I'm skeptical I’ll ever reach “admirer” status, but I've dedicated effort to at least attaining a standard level of composure about them.

An intense phobia regarding spiders dating back to my youth (unlike other children who adore them). During my childhood, I had plenty of male siblings around to guarantee I never had to confront any directly, but I still panicked if one was obviously in the immediate vicinity as me. I have a strong memory of one morning when I was eight, my family unconscious, and trying to deal with a spider that had made its way onto the lounge-room wall. I “dealt” with it by retreating to a remote corner, almost into the next room (in case it pursued me), and spraying half a bottle of bug repellent toward it. The chemical cloud missed the spider, but it managed to annoy and irritate everyone in my house.

In my adult life, whoever I was dating or cohabiting with was, as a matter of course, the most courageous of spiders in our pairing, and therefore responsible for handling the situation, while I emitted whimpers of distress and ran away. If I was on my own, my method was simply to exit the space, douse the illumination and try to ignore its existence before I had to re-enter.

Not long ago, I was a guest at a companion's home where there was a notably big huntsman who made its home in the window frame, for the most part hanging out. As a means to be less fearful, I envisioned the spider as a female entity, a girlie, one of us, just relaxing in the sun and listening to us gab. This may seem rather silly, but it worked (somewhat). Or, actively deciding to become less scared worked.
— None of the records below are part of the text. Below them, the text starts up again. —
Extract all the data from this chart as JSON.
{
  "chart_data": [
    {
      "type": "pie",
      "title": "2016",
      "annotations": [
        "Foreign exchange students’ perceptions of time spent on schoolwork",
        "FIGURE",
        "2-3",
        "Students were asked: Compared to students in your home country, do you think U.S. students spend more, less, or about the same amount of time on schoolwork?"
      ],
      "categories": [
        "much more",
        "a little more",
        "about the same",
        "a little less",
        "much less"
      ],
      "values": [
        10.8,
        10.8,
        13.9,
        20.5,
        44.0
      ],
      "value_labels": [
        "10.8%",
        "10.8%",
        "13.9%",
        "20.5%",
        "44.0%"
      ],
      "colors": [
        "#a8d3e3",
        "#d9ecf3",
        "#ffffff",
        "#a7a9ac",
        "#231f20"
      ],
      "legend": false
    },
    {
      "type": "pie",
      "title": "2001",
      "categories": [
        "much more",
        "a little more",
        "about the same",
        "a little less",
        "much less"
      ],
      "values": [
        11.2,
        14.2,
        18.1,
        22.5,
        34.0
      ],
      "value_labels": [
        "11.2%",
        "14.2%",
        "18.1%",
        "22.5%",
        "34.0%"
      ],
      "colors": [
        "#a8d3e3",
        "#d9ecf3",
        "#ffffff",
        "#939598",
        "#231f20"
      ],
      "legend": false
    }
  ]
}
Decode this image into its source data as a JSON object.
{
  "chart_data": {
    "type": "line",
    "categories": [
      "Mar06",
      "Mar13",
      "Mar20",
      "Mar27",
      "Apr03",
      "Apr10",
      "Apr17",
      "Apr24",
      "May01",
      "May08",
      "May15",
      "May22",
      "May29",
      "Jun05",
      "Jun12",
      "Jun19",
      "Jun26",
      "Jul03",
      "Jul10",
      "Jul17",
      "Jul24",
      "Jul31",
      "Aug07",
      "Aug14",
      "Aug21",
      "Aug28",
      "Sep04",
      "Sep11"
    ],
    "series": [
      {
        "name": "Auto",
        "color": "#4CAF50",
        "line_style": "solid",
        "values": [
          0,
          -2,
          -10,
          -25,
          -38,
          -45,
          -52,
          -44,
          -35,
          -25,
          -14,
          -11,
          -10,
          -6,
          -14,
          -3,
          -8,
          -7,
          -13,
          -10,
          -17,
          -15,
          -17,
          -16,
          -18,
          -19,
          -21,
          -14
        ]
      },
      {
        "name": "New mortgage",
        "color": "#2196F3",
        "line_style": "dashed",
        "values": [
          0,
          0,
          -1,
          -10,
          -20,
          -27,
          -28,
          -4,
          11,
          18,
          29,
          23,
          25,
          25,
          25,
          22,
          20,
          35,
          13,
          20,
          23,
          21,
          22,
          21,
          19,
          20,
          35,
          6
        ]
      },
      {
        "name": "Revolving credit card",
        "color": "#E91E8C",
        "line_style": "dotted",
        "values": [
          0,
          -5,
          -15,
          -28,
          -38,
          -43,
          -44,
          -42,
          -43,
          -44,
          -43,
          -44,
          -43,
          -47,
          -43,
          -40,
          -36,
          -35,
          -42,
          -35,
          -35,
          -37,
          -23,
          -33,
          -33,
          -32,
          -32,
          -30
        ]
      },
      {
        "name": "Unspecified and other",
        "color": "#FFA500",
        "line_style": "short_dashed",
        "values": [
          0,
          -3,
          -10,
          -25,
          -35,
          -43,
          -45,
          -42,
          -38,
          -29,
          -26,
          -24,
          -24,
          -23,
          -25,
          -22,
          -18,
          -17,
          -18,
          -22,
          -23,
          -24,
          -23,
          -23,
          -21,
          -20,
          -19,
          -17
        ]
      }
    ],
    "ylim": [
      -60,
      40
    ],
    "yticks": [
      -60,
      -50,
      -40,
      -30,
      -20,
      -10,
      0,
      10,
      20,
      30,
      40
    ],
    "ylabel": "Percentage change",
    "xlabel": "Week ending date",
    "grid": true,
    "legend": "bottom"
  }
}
Be that as it may, I’ve tried to keep it up. I reflect upon all the logical reasons not to be scared. I know huntsman spiders won’t harm me. I recognize they prey upon things like flies and mosquitoes (creatures I despise). I am cognizant they are one of nature’s beautiful, harmless-to-humans creatures.

Unfortunately, however, they do continue to scuttle like that. They propel themselves in the utterly horrifying and almost unjust way possible. The appearance of their multiple limbs carrying them at that alarming velocity induces my primordial instincts to go into high alert. They claim to only have eight legs, but I maintain that triples when they are in motion.

But it is no fault of their own that they have unnerving limbs, and they have just as much right to be where I am – perhaps even more so. My experience has shown that employing the techniques of trying not to have a visceral panic reaction and run away when I see one, trying to remain still and breathing, and consciously focusing about their positive qualities, has actually started to help.

Just because they are furry beings that dart around with startling speed in a way that haunts my sleep, does not justify they merit my intense dislike, or my girly screams. It is possible to acknowledge when fear has clouded my judgment and fueled by irrational anxiety. I’m not sure I’ll ever reach the “trapping one under a cup and escorting it to the garden” phase, but miracles happen. A bit of time remains within this old dog yet.

Nicole Butler
Nicole Butler

A tech enthusiast and streaming expert with over a decade of experience in digital media and content creation.